I’m not sure about the title of this CD – From Darkness to Light. None of it is exactly what you’d call sun-kissed and much of it is too emotionally and tonally ambiguous for such a glib and somewhat clichéd strap line. That said, the playing and the recording are both comprehensively excellent!
The only recording of either work I’ve heard is the 1957 LP of Rostropovich and Shostakovich himself at the piano, in remarkably good sound. Catherine Hewgill sees more lyricism than Rostropovich in the expansive opening movement, especially in the ravishing second subject which reminded me of Fauré (of all people). But she also catches the trademark sardonic lip-curling in the Scherzo, the usual lugubriousness in the Largo and the manic scuttling in the finale.
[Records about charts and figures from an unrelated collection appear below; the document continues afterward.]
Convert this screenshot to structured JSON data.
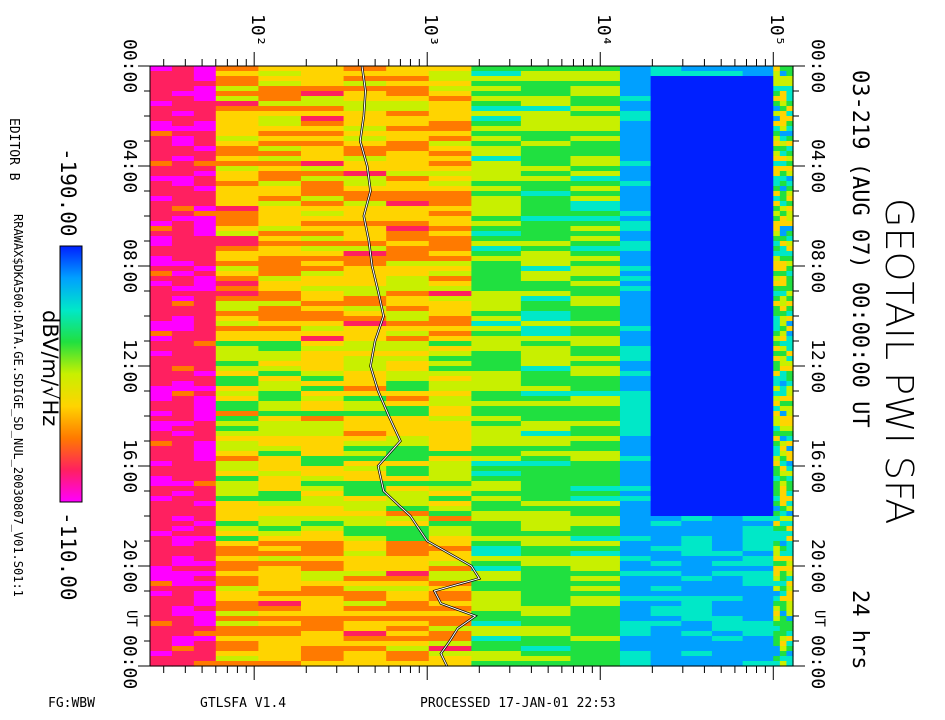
{
  "header": {
    "title": "GEOTAIL PWI SFA",
    "subtitle": "03-219 (AUG 07) 00:00:00 UT",
    "duration": "24 hrs",
    "editor": "EDITOR B",
    "file_path": "RRAWAX$DKA500:DATA.GE.SDIGE_SD_NUL_20030807_V01.S01:1"
  },
  "footer": {
    "left": "FG:WBW",
    "program": "GTLSFA   V1.4",
    "processed": "PROCESSED 17-JAN-01   22:53"
  },
  "colorbar": {
    "min_label": "-190.00",
    "max_label": "-110.00",
    "unit": "dBV/m/√Hz",
    "stops": [
      "#ff00ff",
      "#ff2060",
      "#ff7a00",
      "#ffd400",
      "#c8f000",
      "#20e040",
      "#00e8c8",
      "#00a0ff",
      "#0020ff"
    ]
  },
  "chart_data": {
    "type": "heatmap",
    "title": "GEOTAIL PWI SFA",
    "frequency_axis": {
      "scale": "log",
      "range_hz": [
        25,
        130000
      ],
      "tick_labels": [
        "10²",
        "10³",
        "10⁴",
        "10⁵"
      ],
      "tick_values": [
        100,
        1000,
        10000,
        100000
      ]
    },
    "time_axis": {
      "range_hr": [
        0,
        24
      ],
      "tick_labels": [
        "00:00",
        "04:00",
        "08:00",
        "12:00",
        "16:00",
        "20:00",
        "00:00"
      ],
      "tick_hours": [
        0,
        4,
        8,
        12,
        16,
        20,
        24
      ],
      "ut_label": "UT"
    },
    "color_scale_db": [
      -190,
      -110
    ],
    "trace_line": {
      "color": "#000000",
      "hours": [
        0,
        1,
        2,
        3,
        4,
        5,
        6,
        7,
        8,
        9,
        10,
        11,
        12,
        13,
        14,
        15,
        16,
        17,
        18,
        19,
        20,
        20.5,
        21,
        21.5,
        22,
        22.5,
        23,
        23.5,
        24
      ],
      "freq_hz": [
        420,
        440,
        430,
        410,
        450,
        470,
        430,
        460,
        480,
        520,
        560,
        500,
        470,
        520,
        600,
        700,
        520,
        560,
        800,
        1000,
        1800,
        2000,
        1100,
        1200,
        1900,
        1500,
        1350,
        1200,
        1300
      ]
    },
    "bands": [
      {
        "f_lo": 25,
        "f_hi": 1800,
        "dominant": "red-yellow"
      },
      {
        "f_lo": 1800,
        "f_hi": 13000,
        "dominant": "yellow-green"
      },
      {
        "f_lo": 13000,
        "f_hi": 100000,
        "dominant": "blue"
      },
      {
        "f_lo": 100000,
        "f_hi": 130000,
        "dominant": "cyan-yellow"
      }
    ]
  }
}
Prokofiev’s Cello Sonata was among his more mellow later works, which seem deceptively unexceptionable, even conservative, to the toxic musical establishment but, one imagines, still manage to communicate a subversive message, however subliminally. Prokofiev once admitted he “couldn’t compose melodies” (although
how this statement by someone who composed Romeo and Juliet could be taken at face value strains credulity: just listen to the gorgeous G Major theme in the opening Andante grave, whose title belies its essential lyricism). The playing is lovely, alert and spiky when necessary and the sound is warm and unusually close.